O prazer da leitura é que gera leitores

Sim, a leitura gera saber, amplia visões de mundo. Tudo isso é muito bom, mas nada substitui a deliciosa experiência de ler.

Por Fernando Molica

É fundamental associar a leitura a algo prazeroso.

Um dado meio que perdido na pesquisa Retratos da Leitura 2024 é essencial: apenas 8% dos que têm hábito de ler consideram que a atividade é "interessante e prazerosa".

Entre os 47% considerados leitores pelos critérios do levantamento, 46% afirmaram que a leitura "traz conhecimento". Trata-se de uma constatação importante e incontestável, mas dá à prática um peso de utilidade. É como alguém dizer que faz sexo por recomendação médica ou para apenas para gerar filhos ou que bebe vinho para reduzir o colesterol.

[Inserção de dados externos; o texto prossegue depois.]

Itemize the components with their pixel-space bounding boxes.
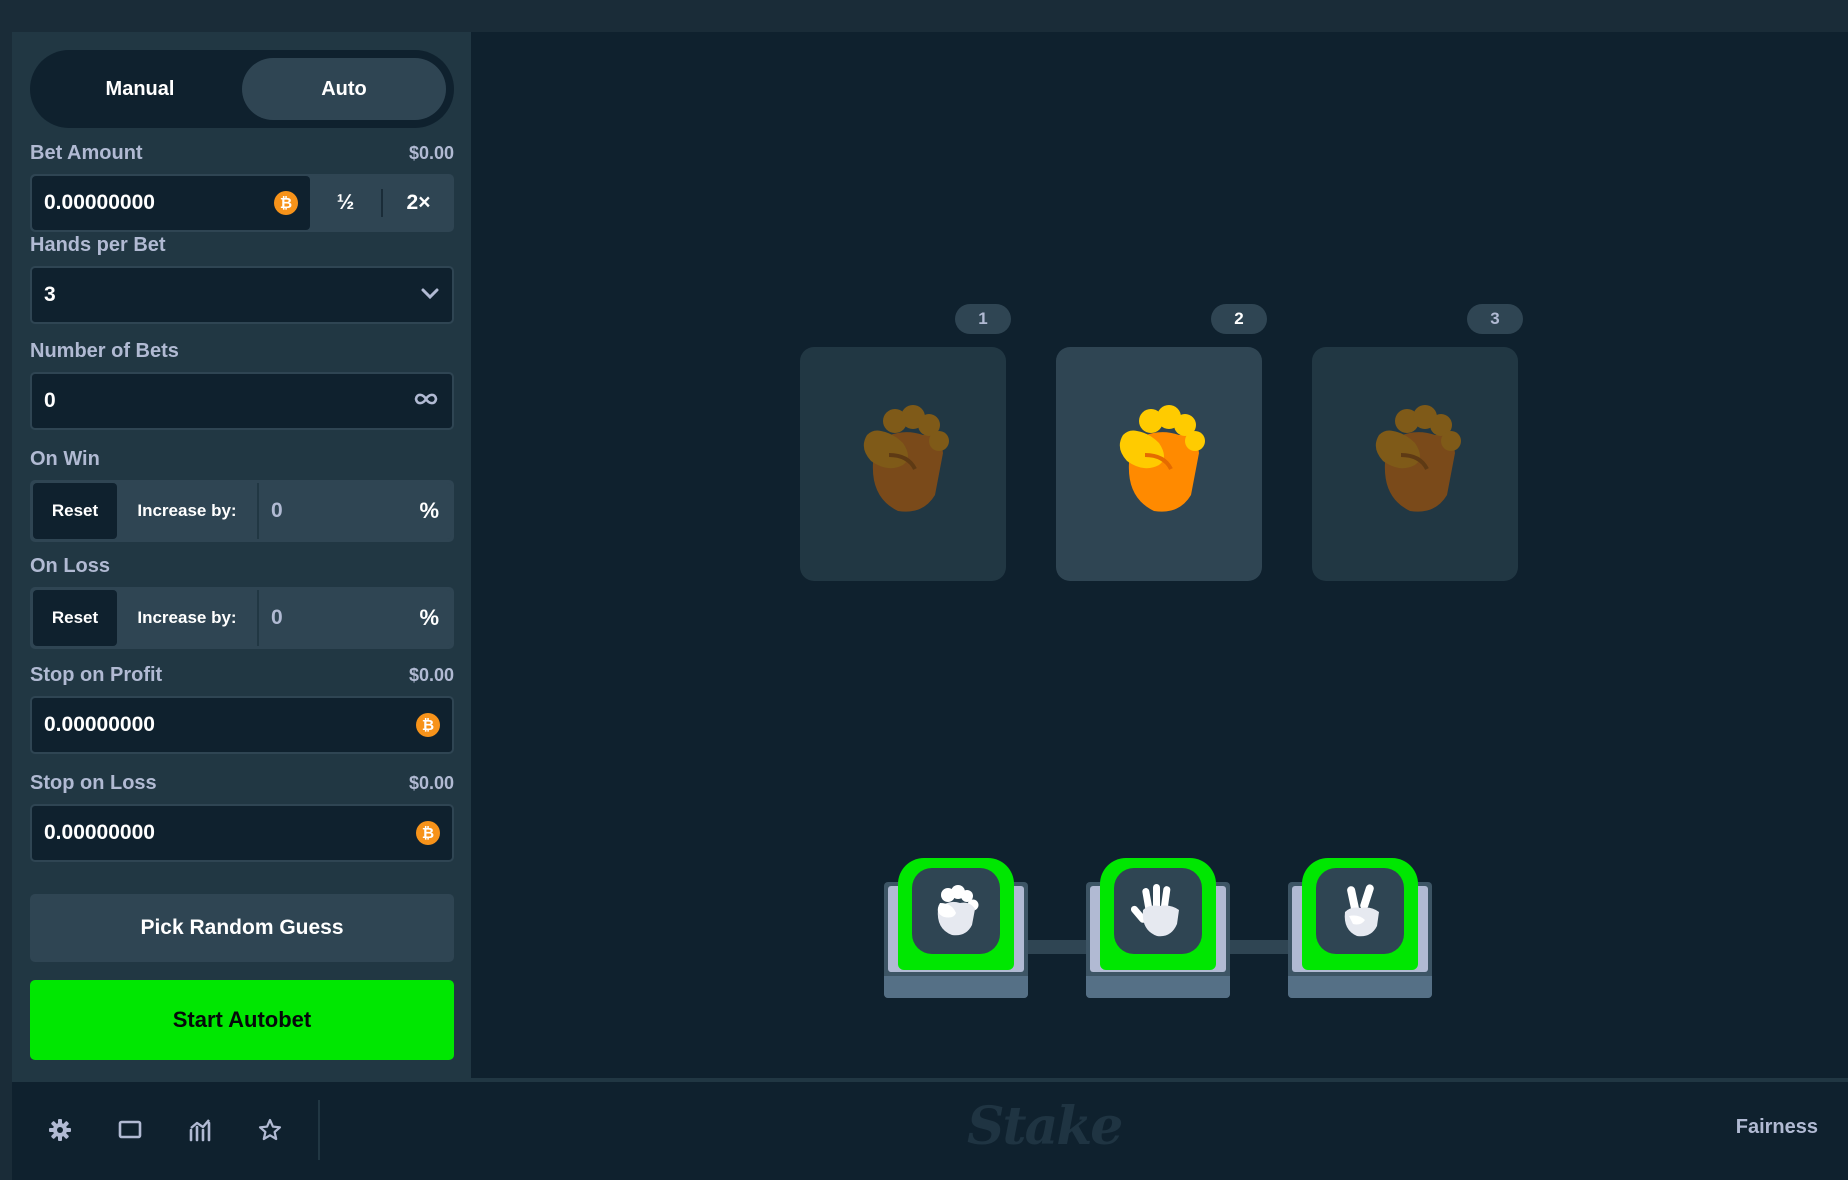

A pesquisa reforça os muitos motivos que afastam brasileiros de livros, a começar pelos abismos na educação e de renda (apenas 18% dos entrevistados têm curso superior; 75% são das classes C, D e E).

Há também o explosivo crescimento do uso da internet no tempo livre (78% dos ouvidos, contra 66% em 2019 e 47% em 2015 — os percentuais ficam entre 93% a 89% na faixa que vai dos 14 aos 39 anos).

Mas todos os problemas estruturais e conjunturais seriam menores se houvesse uma maior percepção de que livro é, principalmente, fonte de prazer. Sim, a leitura gera saber, amplia visões de mundo. Tudo isso é muito bom, mas nada substitui a deliciosa e fascinante experiência de ler. 

Num país tão injusto, livros acabam muitas vezes associados a mecanismos de opressão e de legitimação de poderes. As elites que historicamente escrevem e leem costumam ser as que governam, que criaram ao longo dos séculos mecanismos de exclusão social — a imagem de uma linda biblioteca é capaz também de intimidar.

Bater apenas na tecla que associa livro a conhecimento acaba, muitas vezes, reforçando a ideia de que ler é uma tarefa. Algo importante, mas chato, como a necessidade de estudar para uma prova.

É comum haver famílias que consideram meio esquisitos adolescentes ou crianças que dedicam parte de seu tempo aos livros. Não conseguem entender as muitas viagens que aquela menina ou aquele menino faz em silêncio.

As agora sistemáticas campanhas contra determinados livros pioram a situação. Movidas pelo preconceito e pelo oportunismo, costumam focar em obras que tratam de temas que fazem parte da vida cotidiana, como sexo, drogas e racismo.

E tome de baboseira e de preconceito. Um jorro de imbecilidades que, de um modo geral, revela muito sobre os medos de quem reclama, pessoas que temem lidar com seus próprios desejos e dúvidas, que se acorrentam a convicções políticas e religiosas para tentar evitar encarar suas questões.

Uma panfletagem que procura impedir o básico, o encontro de crianças e jovens com livros que dialogam com suas realidades e dúvidas.

Histórias que abrem caminhos e possibilidades, auxiliam na compreensão do outro, revelam a beleza do uso do idioma, ampliam as possibilidades das palavras. Ler é bom porque é muito bom — todo o resto é consequência.